In der dunkelsten Zeit des Jahres ist Licht bei allen Lebewesen besonders begehrt. Viele Menschen versuchen so viele Sonnenstrahlen wie möglich zu erhaschen, was in Tirol bestimmt einfacher ist als in Wien. Einige Menschen kennen den „Winterblues“ nur zu gut, der durch Mangel an natürlichem Tageslicht ausgelöst werden kann.

Unsere Vorfahren versammelten sich in den kalten und dunklen Wintermonaten um das Feuer, das Licht, Wärme und Geborgenheit spendete.

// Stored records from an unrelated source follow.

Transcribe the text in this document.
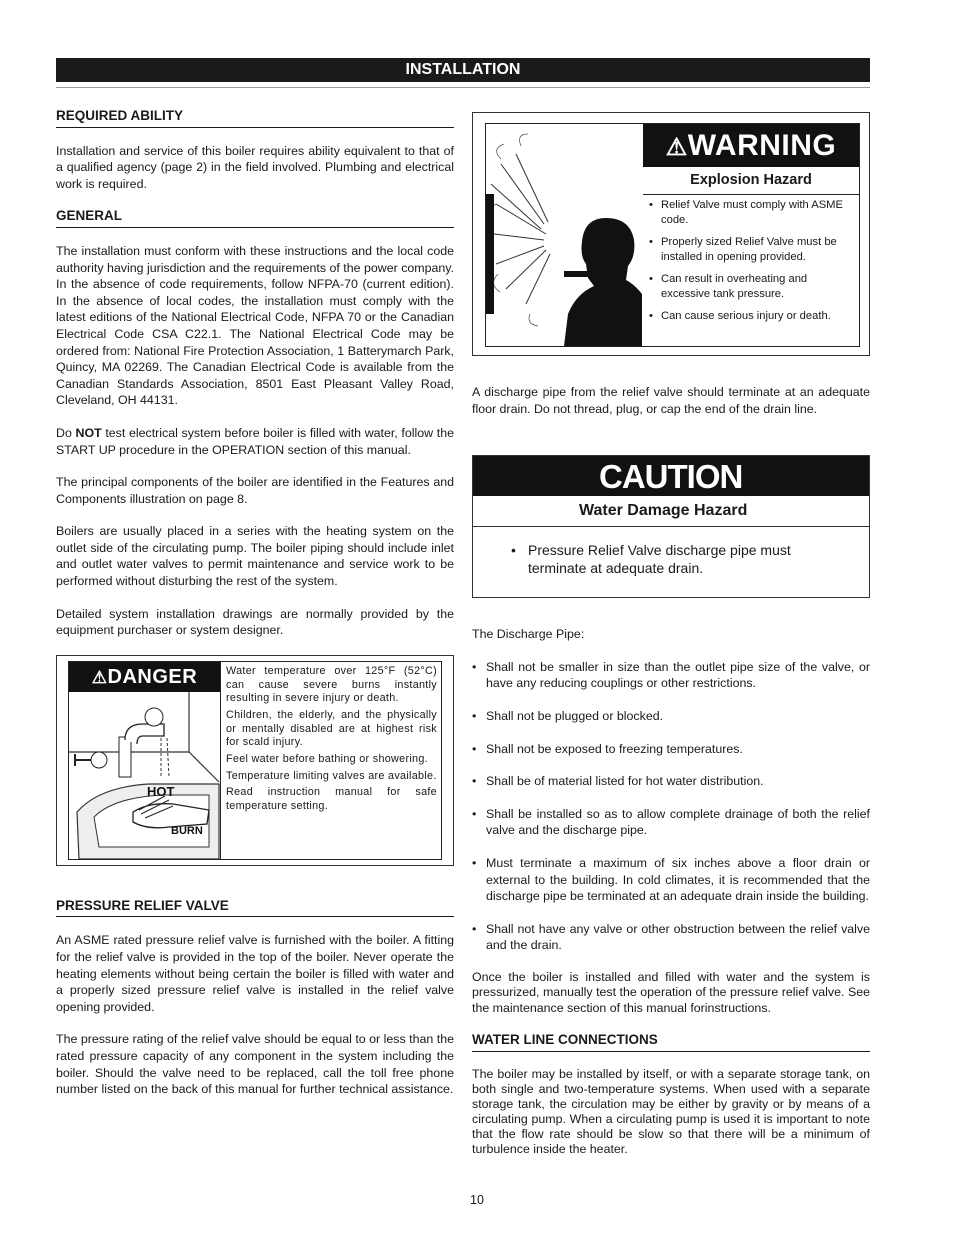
INSTALLATION
REQUIRED ABILITY

Installation and service of this boiler requires ability equivalent to that of a qualified agency (page 2) in the field involved. Plumbing and electrical work is required.

GENERAL

The installation must conform with these instructions and the local code authority having jurisdiction and the requirements of the power company. In the absence of code requirements, follow NFPA-70 (current edition). In the absence of local codes, the installation must comply with the latest editions of the National Electrical Code, NFPA 70 or the Canadian Electrical Code CSA C22.1. The National Electrical Code may be ordered from: National Fire Protection Association, 1 Batterymarch Park, Quincy, MA 02269. The Canadian Electrical Code is available from the Canadian Standards Association, 8501 East Pleasant Valley Road, Cleveland, OH 44131.

Do NOT test electrical system before boiler is filled with water, follow the START UP procedure in the OPERATION section of this manual.

The principal components of the boiler are identified in the Features and Components illustration on page 8.

Boilers are usually placed in a series with the heating system on the outlet side of the circulating pump. The boiler piping should include inlet and outlet water valves to permit maintenance and service work to be performed without disturbing the rest of the system.

Detailed system installation drawings are normally provided by the equipment purchaser or system designer.

HOT
BURN
⚠DANGER	Water temperature over 125°F (52°C) can cause severe burns instantly resulting in severe injury or death.
Children, the elderly, and the physically or mentally disabled are at highest risk for scald injury.
Feel water before bathing or showering.
Temperature limiting valves are available.
Read instruction manual for safe temperature setting.
PRESSURE RELIEF VALVE

An ASME rated pressure relief valve is furnished with the boiler. A fitting for the relief valve is provided in the top of the boiler. Never operate the heating elements without being certain the boiler is filled with water and a properly sized pressure relief valve is installed in the relief valve opening provided.

The pressure rating of the relief valve should be equal to or less than the rated pressure capacity of any component in the system including the boiler. Should the valve need to be replaced, call the toll free phone number listed on the back of this manual for further technical assistance.

⚠WARNING
Explosion Hazard
• Relief Valve must comply with ASME code.
• Properly sized Relief Valve must be installed in opening provided.
• Can result in overheating and excessive tank pressure.
• Can cause serious injury or death.

A discharge pipe from the relief valve should terminate at an adequate floor drain. Do not thread, plug, or cap the end of the drain line.

CAUTION
Water Damage Hazard
• Pressure Relief Valve discharge pipe must terminate at adequate drain.

The Discharge Pipe:

• Shall not be smaller in size than the outlet pipe size of the valve, or have any reducing couplings or other restrictions.
• Shall not be plugged or blocked.
• Shall not be exposed to freezing temperatures.
• Shall be of material listed for hot water distribution.
• Shall be installed so as to allow complete drainage of both the relief valve and the discharge pipe.
• Must terminate a maximum of six inches above a floor drain or external to the building. In cold climates, it is recommended that the discharge pipe be terminated at an adequate drain inside the building.
• Shall not have any valve or other obstruction between the relief valve and the drain.

Once the boiler is installed and filled with water and the system is pressurized, manually test the operation of the pressure relief valve. See the maintenance section of this manual forinstructions.

WATER LINE CONNECTIONS

The boiler may be installed by itself, or with a separate storage tank, on both single and two-temperature systems. When used with a separate storage tank, the circulation may be either by gravity or by means of a circulating pump. When a circulating pump is used it is important to note that the flow rate should be slow so that there will be a minimum of turbulence inside the heater.

10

Feuer war vor allem in den nördlichen Gebieten überlebensnotwendig und bildete das Zentrum jeder Gemeinschaft und jedes Haushaltes. Es wurde gehütet, geehrt und war oft wichtigster Bestandteil von Bräuchen und Festen, z.B. als Sonnwend- oder Osterfeuer. Heute finden wir das Symbol des „Lebensfeuers“ noch als „Ewiges Licht“ in den Kirchen, in Christbaumkerzen oder im Olympischen Feuer.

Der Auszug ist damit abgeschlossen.